High Concentration: Potential Health Risks of Cannabis Extractables

By James Rice and Tom Lewandowski

Cannabis extractables include a range of products that are produced by treating the raw cannabis vegetable matter with a solvent to isolate (and concentrate) the chemical components of interest—not only delta-9-tetrahydrocannabinol (THC, the main psychoactive ingredient) but also a large number of other cannabis chemicals such as terpenes (associated with flavor) and cannabidiol (ingredient with several purported health benefits). The process has the benefit of allowing the use of cannabis plant components other than the buds, which have lower concentrations of these chemicals and would otherwise be considered of low value. Extractables are referred to by various names, such as wax, dabs, shatter, and budder, which identify the consistency rather than the chemical content of the product.

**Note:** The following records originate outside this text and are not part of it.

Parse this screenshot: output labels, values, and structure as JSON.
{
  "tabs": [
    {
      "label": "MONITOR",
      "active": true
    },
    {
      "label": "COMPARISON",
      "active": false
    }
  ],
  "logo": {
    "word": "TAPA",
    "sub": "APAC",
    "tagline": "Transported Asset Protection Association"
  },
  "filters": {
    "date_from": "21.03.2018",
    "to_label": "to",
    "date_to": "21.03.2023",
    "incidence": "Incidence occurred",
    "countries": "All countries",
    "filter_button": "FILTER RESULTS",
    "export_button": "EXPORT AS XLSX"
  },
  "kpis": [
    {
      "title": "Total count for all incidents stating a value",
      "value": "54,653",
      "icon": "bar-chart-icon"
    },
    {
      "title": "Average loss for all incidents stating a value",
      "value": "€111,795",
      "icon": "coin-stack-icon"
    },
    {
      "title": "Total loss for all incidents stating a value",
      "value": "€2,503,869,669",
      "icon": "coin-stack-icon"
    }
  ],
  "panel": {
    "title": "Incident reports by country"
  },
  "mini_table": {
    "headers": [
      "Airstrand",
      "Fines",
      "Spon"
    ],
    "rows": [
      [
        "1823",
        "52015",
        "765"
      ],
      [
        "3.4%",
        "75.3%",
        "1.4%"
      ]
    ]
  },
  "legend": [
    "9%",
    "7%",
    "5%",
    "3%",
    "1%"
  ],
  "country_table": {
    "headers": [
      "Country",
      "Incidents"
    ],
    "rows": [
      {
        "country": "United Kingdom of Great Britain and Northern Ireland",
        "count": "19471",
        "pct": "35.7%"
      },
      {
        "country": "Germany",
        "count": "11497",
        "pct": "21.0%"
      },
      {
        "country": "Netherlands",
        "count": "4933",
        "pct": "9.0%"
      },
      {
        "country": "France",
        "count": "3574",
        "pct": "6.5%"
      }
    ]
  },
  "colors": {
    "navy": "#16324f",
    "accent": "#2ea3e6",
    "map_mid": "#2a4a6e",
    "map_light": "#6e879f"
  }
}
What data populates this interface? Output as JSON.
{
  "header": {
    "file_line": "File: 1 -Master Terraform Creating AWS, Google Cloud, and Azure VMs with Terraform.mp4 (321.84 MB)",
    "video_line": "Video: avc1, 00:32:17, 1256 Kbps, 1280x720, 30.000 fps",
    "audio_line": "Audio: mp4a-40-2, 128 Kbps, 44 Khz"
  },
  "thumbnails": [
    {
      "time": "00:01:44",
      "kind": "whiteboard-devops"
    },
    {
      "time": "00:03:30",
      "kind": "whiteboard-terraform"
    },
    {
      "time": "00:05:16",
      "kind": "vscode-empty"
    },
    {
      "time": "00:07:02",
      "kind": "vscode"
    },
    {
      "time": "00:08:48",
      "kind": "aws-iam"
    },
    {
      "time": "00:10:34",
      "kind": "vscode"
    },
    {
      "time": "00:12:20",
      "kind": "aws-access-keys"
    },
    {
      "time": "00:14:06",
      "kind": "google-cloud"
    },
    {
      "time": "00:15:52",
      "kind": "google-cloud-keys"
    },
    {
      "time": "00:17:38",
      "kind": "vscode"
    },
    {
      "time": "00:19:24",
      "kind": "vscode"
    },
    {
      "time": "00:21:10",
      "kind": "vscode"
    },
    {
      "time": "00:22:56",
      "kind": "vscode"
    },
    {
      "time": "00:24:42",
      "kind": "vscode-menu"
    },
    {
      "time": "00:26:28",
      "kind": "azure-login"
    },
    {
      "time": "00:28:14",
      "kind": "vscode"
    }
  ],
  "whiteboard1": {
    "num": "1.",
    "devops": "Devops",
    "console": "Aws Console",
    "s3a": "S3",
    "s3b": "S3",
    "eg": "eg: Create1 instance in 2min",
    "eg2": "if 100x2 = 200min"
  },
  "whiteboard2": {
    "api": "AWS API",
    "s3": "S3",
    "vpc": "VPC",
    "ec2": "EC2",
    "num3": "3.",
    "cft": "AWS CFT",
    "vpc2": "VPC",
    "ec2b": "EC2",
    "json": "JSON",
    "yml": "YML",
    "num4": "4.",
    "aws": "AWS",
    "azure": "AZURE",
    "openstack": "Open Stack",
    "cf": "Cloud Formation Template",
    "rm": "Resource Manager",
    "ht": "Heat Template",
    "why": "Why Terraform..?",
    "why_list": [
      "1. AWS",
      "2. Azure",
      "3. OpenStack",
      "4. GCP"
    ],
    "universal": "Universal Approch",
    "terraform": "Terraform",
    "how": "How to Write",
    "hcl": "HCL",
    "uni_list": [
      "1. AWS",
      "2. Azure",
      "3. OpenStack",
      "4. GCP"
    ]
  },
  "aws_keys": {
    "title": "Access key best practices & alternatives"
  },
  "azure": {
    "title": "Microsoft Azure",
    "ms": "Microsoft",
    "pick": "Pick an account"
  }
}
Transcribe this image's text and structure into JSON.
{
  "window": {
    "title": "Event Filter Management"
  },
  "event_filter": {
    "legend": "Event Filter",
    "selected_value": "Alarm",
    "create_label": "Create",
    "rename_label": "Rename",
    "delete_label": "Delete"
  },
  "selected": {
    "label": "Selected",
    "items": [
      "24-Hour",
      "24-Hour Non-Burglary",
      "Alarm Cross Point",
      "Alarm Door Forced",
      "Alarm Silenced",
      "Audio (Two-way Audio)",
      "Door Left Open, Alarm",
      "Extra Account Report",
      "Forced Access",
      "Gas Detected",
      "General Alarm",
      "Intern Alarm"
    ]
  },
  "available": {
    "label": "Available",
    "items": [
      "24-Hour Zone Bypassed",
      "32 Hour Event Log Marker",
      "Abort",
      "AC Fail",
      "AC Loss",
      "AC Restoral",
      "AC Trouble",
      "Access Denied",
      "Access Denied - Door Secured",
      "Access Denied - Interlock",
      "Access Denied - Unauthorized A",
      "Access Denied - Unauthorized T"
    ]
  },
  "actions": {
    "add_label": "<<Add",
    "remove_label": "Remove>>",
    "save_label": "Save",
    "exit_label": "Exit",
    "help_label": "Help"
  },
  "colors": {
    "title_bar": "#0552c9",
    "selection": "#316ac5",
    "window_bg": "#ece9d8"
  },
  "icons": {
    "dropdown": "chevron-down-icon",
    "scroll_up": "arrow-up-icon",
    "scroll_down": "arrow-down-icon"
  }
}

Studies have shown that consumers’ preference for cannabis extractables is driven by the desire for a stronger, longer-lasting high. Mallory Loflin & Mitch Earleywine, “A New Method of Cannabi Ingestion: The Dangers of Dabs?”, 39 Addictive Behav. (2014). Not surprisingly, extractables are a rapidly growing sector of the cannabis industry. For example, sales of cannabis concentrates intended for inhalation in Washington state grew 146 percent between 2014 and 2016, recently comprising 21percent of all cannabis sales. Rosanna Smart et al., “Variation in Cannabis Potency and Prices in a Newly Legal Market: Evidence from 30 Million Cannabis Sales in Washington State,” 112 Addiction (Dec. 2017).